Выпили по третьей, закусили.
– Бывает так, что чего-то очень сильно хочется, – вдруг сказал Желтухин. – Нет, даже не хочется, а жаждется, страстно и с упоением. Днем и ночью мечтаешь об этом, во сне видишь, наяву грезится. И в то же время не веришь, что добьешься желаемого, просто мечтаешь о нем, потому что не можешь не мечтать. А исполнения этого заветного желания не ждешь, не надеешься. И вдруг, словно по мановению волшебной палочки, словно по щучьему веленью, заветное недостижимое желание сбывается без каких-либо усилий с твоей стороны. Усилий не было не потому, что ты лентяй, а потому, что ты четко понимал, что ничего не добьешься, в непрошибаемую стену бьются лбом только бараны. Умные люди добиваются только того, чего можно достичь…
– Умные ли? – усомнился Данилов. – Может, не умные, а осторожные? Или расчетливые?
– Хорошо, пусть будет расчетливые, дело не в названии, а в том, что когда это заветное и несбыточное желание вдруг сбывается, само собой, р-раз, и ты получаешь такой подарок судьбы, то ты вначале обалдеваешь от радости, но когда приходишь в себя, то вдруг осознаешь, что оно тебе совсем не нужно. Ты прекрасно обходишься без него, и если уж совсем начистоту, оно не просто тебе не нужно, а даже в какой-то мере тебя тяготит и напрягает. Жуть какая-то! Так можно вообще перестать желать чего бы то ни было!
– Желание-то какое было, если не секрет? – спросил Данилов. – Из области материального или духовного?
– Из обоих сразу. Нравилась мне одна женщина…
– Так вот в чем дело! – сказал Шавельский, до сих пор не обнаруживавший никакого интереса к рассказу Желтухина. – Только ты, Олег, неправильно классифицируешь. Тут дело не в том, что ты привык обходиться без недостижимого, а в том, что идеал, существовавший в твоем воображении, не выдержал столкновения с действительностью. Если думать, что принцессы какают вареньем…
– Юра! – перебил Желтухин. – Ты хороший хирург, но психолог из тебя никудышный!
– Почему?
– Хотя бы потому, что выдумаешь какую-то хрень и на ее основании делаешь глубоко идущие выводы. Это все равно что взглянуть на человека, не раздевая его, и сразу же уложить на операционный стол!
– Олег! Ты будто с луны свалился! – Шавельский развел руками и укоризненно посмотрел на Желтухина. – Мы же в половине случаев так и поступаем.

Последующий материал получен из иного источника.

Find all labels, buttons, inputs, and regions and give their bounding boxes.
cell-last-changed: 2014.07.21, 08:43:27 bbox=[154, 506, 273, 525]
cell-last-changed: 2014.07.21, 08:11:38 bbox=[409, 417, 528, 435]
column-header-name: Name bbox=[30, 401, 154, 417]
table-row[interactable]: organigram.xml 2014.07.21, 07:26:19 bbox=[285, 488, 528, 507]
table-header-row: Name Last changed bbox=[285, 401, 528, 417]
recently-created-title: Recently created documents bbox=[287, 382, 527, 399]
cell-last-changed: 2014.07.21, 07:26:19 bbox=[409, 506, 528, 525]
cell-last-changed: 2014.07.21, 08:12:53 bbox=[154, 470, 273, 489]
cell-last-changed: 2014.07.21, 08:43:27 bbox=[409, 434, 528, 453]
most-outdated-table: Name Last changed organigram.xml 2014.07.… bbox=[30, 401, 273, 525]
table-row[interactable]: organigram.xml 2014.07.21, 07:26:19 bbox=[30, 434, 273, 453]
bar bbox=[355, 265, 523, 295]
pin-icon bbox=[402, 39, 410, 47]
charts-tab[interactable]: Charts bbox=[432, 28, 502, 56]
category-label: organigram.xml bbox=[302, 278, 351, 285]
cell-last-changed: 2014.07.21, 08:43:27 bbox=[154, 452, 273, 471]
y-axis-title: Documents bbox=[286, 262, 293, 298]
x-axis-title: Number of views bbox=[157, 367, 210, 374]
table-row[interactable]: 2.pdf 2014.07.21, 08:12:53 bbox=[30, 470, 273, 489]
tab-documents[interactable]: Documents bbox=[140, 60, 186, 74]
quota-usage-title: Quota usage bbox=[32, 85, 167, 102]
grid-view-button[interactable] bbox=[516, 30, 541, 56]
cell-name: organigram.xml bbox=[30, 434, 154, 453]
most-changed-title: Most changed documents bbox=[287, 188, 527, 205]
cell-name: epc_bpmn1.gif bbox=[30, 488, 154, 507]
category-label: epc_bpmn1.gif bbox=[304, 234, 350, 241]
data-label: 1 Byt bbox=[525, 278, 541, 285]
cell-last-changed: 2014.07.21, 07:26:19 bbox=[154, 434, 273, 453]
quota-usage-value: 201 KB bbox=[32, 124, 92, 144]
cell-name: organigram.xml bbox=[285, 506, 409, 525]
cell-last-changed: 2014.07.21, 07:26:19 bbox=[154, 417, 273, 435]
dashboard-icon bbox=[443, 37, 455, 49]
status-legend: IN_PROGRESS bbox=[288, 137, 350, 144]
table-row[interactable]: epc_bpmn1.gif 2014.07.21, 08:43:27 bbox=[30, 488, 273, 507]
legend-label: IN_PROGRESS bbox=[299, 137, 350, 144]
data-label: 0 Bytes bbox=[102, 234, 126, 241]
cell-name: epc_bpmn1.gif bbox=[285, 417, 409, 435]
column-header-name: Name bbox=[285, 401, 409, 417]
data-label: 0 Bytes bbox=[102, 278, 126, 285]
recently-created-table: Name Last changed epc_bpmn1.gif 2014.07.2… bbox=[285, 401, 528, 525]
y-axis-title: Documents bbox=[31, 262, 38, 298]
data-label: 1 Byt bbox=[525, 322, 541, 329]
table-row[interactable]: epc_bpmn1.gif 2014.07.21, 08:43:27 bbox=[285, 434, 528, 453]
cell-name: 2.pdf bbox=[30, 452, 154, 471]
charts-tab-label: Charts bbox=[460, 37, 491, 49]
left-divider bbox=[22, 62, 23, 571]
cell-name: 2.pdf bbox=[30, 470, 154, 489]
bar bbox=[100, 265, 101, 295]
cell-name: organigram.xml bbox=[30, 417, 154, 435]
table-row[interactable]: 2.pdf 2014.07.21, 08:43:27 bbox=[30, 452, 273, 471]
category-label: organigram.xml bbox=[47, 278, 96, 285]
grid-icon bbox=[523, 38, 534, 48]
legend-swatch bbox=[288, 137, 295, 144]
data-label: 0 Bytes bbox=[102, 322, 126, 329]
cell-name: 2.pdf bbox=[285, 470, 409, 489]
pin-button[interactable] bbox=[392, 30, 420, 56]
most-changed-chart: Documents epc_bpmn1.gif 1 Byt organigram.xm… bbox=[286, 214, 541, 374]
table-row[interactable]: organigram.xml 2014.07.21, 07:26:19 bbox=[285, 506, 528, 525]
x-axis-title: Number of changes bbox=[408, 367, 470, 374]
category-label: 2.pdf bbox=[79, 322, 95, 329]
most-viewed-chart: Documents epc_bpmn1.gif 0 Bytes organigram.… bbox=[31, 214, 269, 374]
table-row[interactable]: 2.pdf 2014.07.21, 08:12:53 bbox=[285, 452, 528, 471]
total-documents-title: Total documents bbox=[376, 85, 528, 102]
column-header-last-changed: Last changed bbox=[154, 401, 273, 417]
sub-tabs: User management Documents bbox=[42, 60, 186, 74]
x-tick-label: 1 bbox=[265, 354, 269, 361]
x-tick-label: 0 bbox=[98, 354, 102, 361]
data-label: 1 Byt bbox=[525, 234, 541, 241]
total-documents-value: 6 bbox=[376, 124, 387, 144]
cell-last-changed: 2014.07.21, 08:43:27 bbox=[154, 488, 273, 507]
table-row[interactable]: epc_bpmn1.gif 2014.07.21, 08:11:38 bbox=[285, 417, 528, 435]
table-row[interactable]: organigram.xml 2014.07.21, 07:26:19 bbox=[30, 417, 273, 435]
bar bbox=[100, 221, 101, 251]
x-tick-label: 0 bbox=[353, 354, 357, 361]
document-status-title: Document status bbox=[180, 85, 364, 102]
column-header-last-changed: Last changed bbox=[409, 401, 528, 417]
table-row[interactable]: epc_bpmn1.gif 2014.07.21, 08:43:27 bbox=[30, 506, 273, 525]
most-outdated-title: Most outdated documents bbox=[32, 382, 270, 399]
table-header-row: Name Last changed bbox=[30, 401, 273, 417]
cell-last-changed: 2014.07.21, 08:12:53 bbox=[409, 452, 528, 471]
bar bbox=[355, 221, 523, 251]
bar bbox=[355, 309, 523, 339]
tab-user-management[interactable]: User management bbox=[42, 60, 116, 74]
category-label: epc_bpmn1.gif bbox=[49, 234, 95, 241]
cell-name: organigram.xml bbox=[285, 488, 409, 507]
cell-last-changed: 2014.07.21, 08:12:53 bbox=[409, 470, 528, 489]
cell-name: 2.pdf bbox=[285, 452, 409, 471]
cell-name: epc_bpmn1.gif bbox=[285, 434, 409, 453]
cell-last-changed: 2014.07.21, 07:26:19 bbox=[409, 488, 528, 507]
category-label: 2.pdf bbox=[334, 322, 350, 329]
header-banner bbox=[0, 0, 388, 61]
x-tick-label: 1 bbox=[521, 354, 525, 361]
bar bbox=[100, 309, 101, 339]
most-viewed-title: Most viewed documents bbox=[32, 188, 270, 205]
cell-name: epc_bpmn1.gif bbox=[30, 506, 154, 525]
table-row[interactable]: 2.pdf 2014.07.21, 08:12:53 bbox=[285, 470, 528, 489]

Взглянем и говорим: «Этого на стол, другого в реанимацию, третьего в морг!»
– Скажешь что-нибудь и сразу пожалеешь, – проворчал Желтухин.
– Вот-вот! – кивнул Шавельский. – Недаром же Конфуций называл молчание верным другом, который никогда не подведет.
Желтухин ничего не ответил, понимая, что на каждое его слово у языкатого Шавельского в ответ найдется два, если не три.
– Во всем виновато время, – сказал Данилов. – Оно идет, мы меняемся, сами того не замечая, потому и вчерашнее желание сегодня оказывается неактуальным…
– Что-то у нас разговоры грустные пошли, – заметил Шавельский. – Давайте сменим настроение.
– Согласен, – отозвался Свергун. – Могу рассказать одну историю.
– Валяй, Женя, рассказывай, – благословил Ломакин.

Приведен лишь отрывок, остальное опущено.